Scope and Content Note
The records of the National Women’s Trade Union League of America (NWTUL) span the lifetime of the organization from its first meeting in Boston in 1903 to the last bulletin of its official organ, Life and Labor, announcing the termination of the league’s national character in 1950. The records consist of correspondence, minutes of meetings, convention proceedings, reports, memoranda, speeches, clippings, notes, printed matter, and miscellaneous other items. The collection is organized in Headquarters, Subject File, National Conventions, International Congress of Working Women, and Oversize series.

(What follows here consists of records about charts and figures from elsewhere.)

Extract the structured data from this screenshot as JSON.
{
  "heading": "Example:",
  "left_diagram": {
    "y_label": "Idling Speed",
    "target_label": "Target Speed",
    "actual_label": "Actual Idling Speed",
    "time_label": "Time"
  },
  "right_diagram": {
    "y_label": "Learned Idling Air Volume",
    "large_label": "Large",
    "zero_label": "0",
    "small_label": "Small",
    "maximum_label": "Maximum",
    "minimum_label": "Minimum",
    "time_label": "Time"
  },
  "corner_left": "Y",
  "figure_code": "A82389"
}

The NWTUL’s administrative operations are well documented in the Headquarters series. Its policies and activities are recorded in the minutes of the executive board meetings and in the correspondence. Most of the letters and memoranda are from national league secretaries, particularly Elisabeth Christman, who held the position from 1920 to 1950. There is also correspondence from members of both the national and local leagues, especially from the New York, Boston, and Chicago branches. Many of the local league members also served as officers or executive board members of the national league and are represented in the headquarters records. Included in this group are Margaret Dreier Robins, Mary Morton Kimball Kehew, Jane Addams, Rose Schneiderman, Mary Kenney O’ Sullivan, Melinda Scott, Agnes Nestor, and Mary E. Dreier. Interspersed with the materials documenting the activities of the league are financial statements enumerating sources of income and costs of operation.

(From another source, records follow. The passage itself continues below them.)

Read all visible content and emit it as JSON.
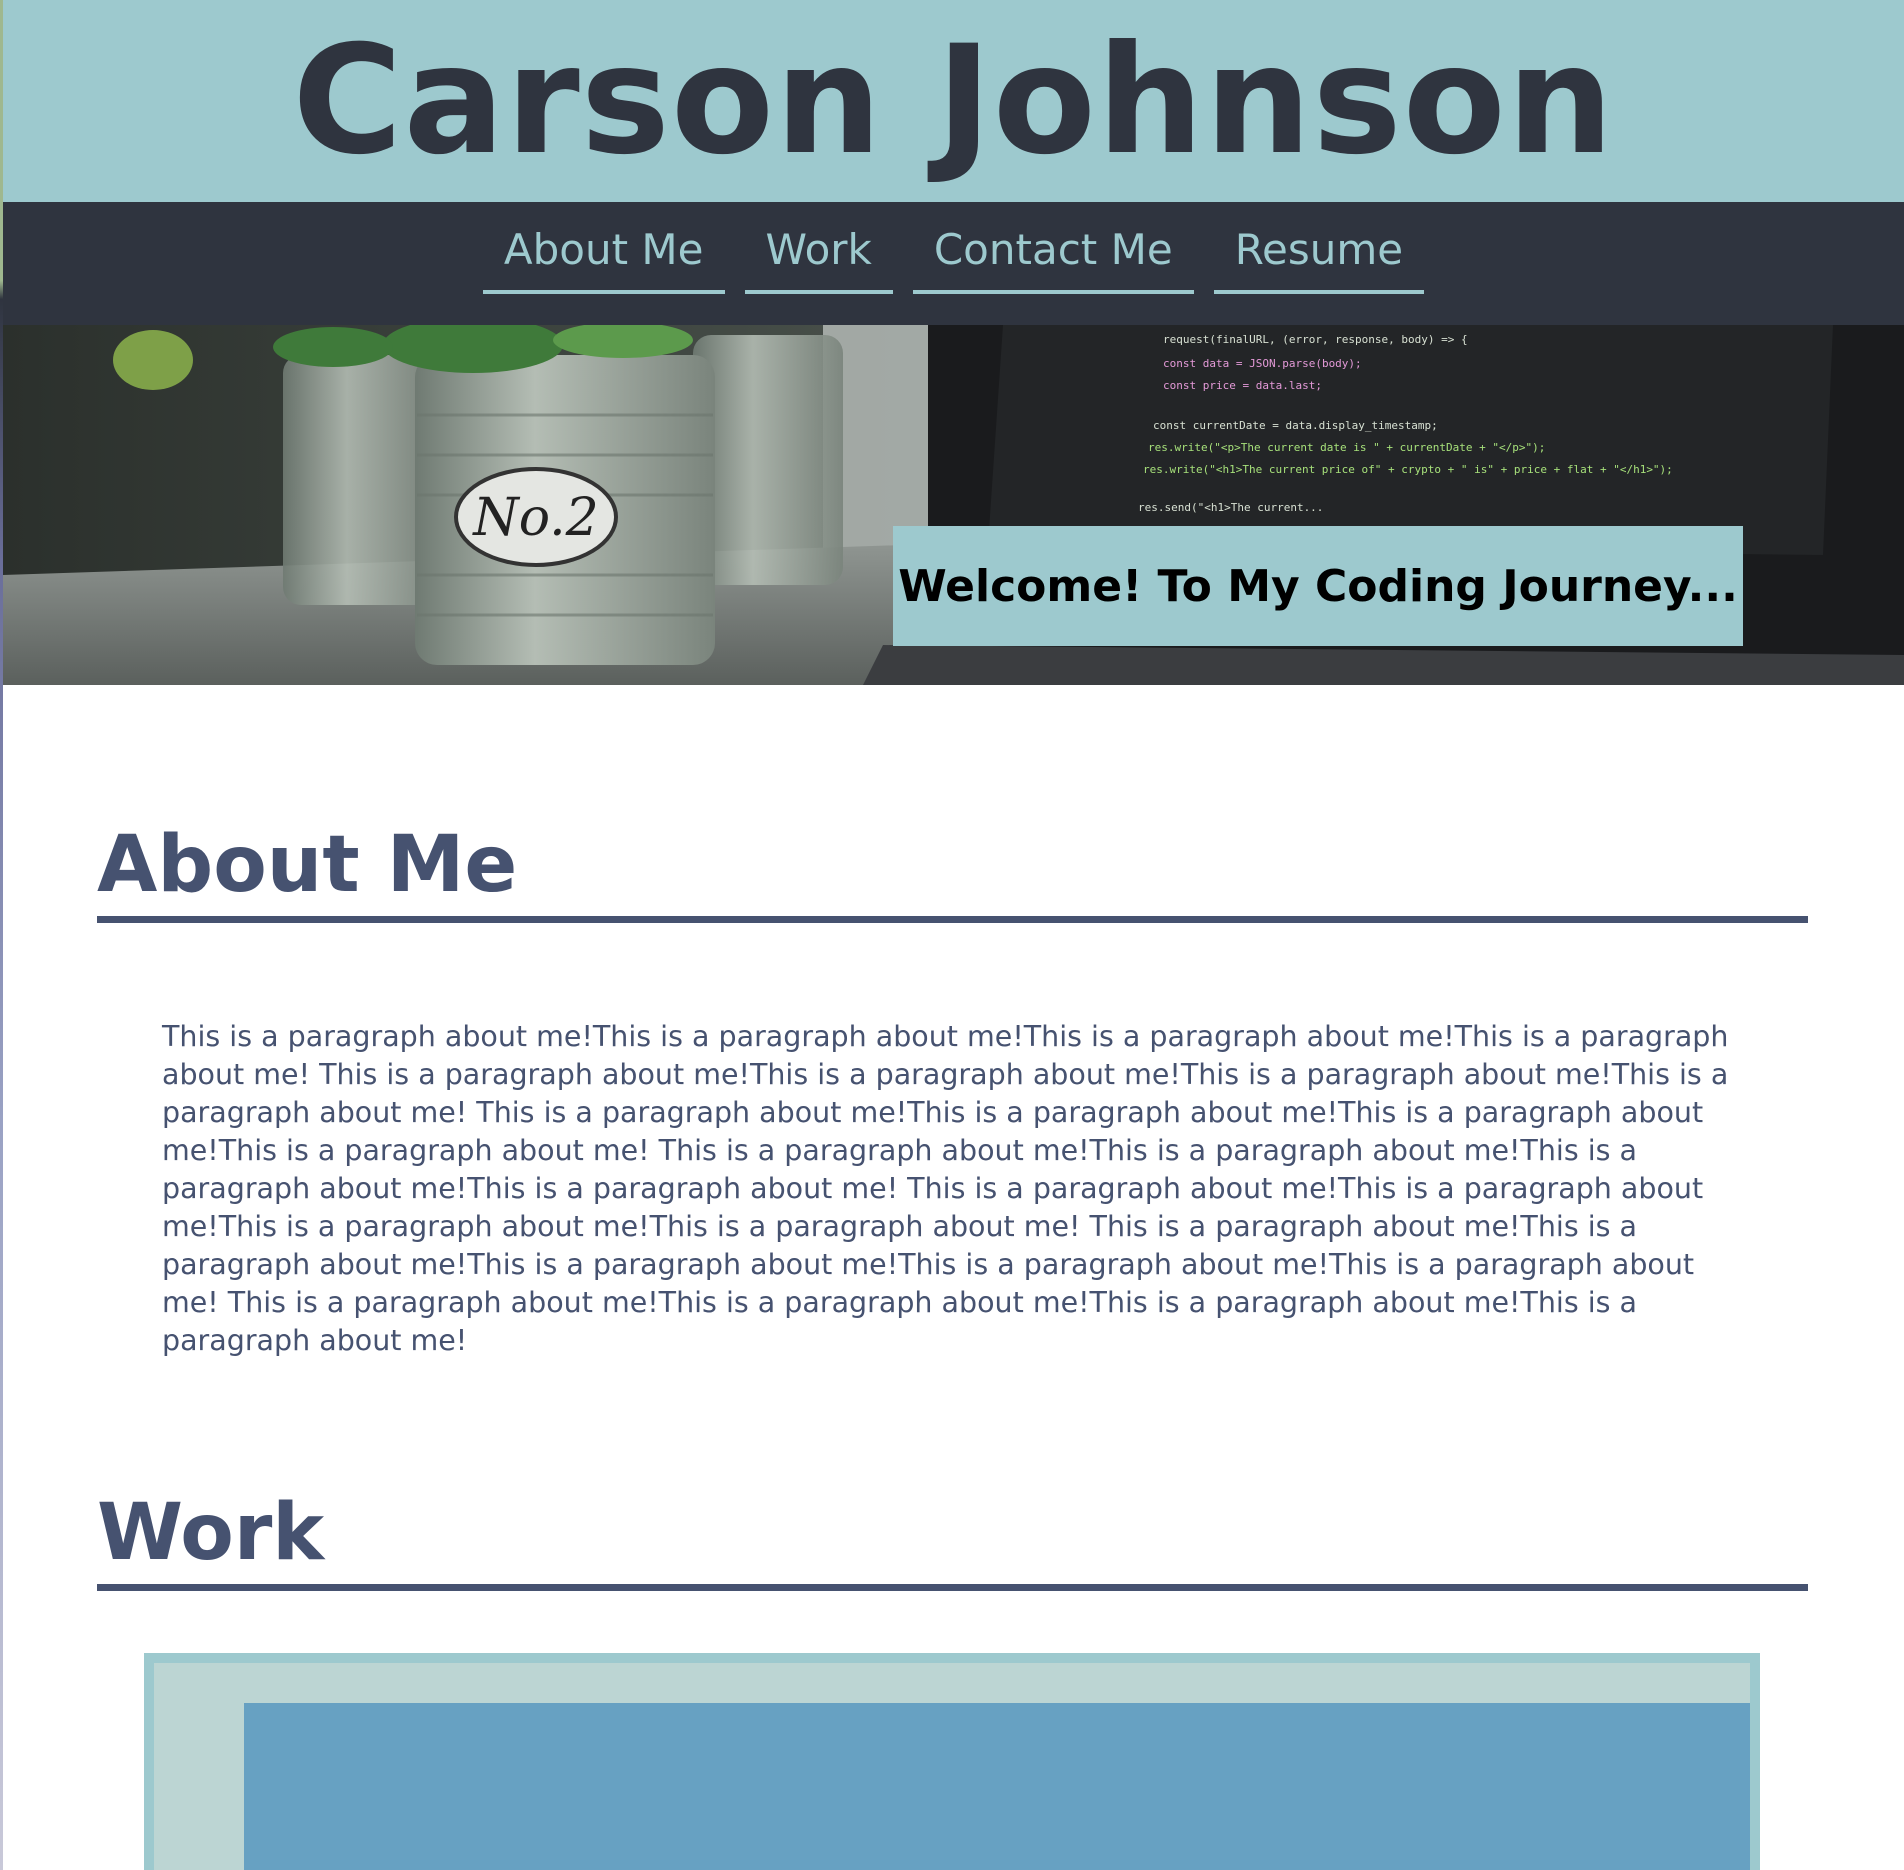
{
  "header": {
    "name": "Carson Johnson"
  },
  "nav": {
    "items": [
      {
        "label": "About Me"
      },
      {
        "label": "Work"
      },
      {
        "label": "Contact Me"
      },
      {
        "label": "Resume"
      }
    ]
  },
  "hero": {
    "plant_pot_label": "No.2",
    "code_lines": [
      "request(finalURL, (error, response, body) => {",
      "const data = JSON.parse(body);",
      "const price = data.last;",
      "const currentDate = data.display_timestamp;",
      "res.write(\"<p>The current date is \" + currentDate + \"</p>\");",
      "res.write(\"<h1>The current price of\" + crypto + \" is\" + price + flat + \"</h1>\");",
      "res.send(\"<h1>The current..."
    ],
    "banner_text": "Welcome! To My Coding Journey..."
  },
  "about": {
    "heading": "About Me",
    "paragraph": "This is a paragraph about me!This is a paragraph about me!This is a paragraph about me!This is a paragraph about me! This is a paragraph about me!This is a paragraph about me!This is a paragraph about me!This is a paragraph about me! This is a paragraph about me!This is a paragraph about me!This is a paragraph about me!This is a paragraph about me! This is a paragraph about me!This is a paragraph about me!This is a paragraph about me!This is a paragraph about me! This is a paragraph about me!This is a paragraph about me!This is a paragraph about me!This is a paragraph about me! This is a paragraph about me!This is a paragraph about me!This is a paragraph about me!This is a paragraph about me!This is a paragraph about me! This is a paragraph about me!This is a paragraph about me!This is a paragraph about me!This is a paragraph about me!"
  },
  "work": {
    "heading": "Work"
  },
  "colors": {
    "header_bg": "#9dc9ce",
    "nav_bg": "#2f343f",
    "heading_text": "#465270",
    "card_image": "#67a1c2"
  }
}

The Subject File as well as the Headquarters records concern the league’s goal of organizing women wage workers into trade unions. There is considerable material on the early history of the league in the historical data file. Many of the files on individual members contain biographical information, and the file on the American Federation of Labor sheds light on the league’s relationship to that organization. In this file and in the headquarters records is correspondence with Samuel Gompers, Frank Morrison, Frank Duffy, and Florence Calvert Thorne.
Both the Headquarters records and Subject File document the league’s efforts to improve women’s working conditions through supporting strikes, particularly in the garment industry, through the use of a training school to develop leadership among women of the working class, and through lobbying for the enactment of protective labor legislation. Issues such as the eight-hour day, a minimum wage, and the establishment of sanitary work areas were the focus of the league’s early days. However, its interests broadened in later years to include federal aid to education, civil rights, price control, and social security. Correspondents include Ethel Marion Smith, Eleanor Roosevelt, Sophonisba Preston Breckinridge, Mary Anderson, Alice Henry, and Frances Perkins.
The records of the NWTUL also contain proceedings for ten of the thirteen national conventions and mimeographed corrected copies of the proceedings of the three international congresses that the league sponsored.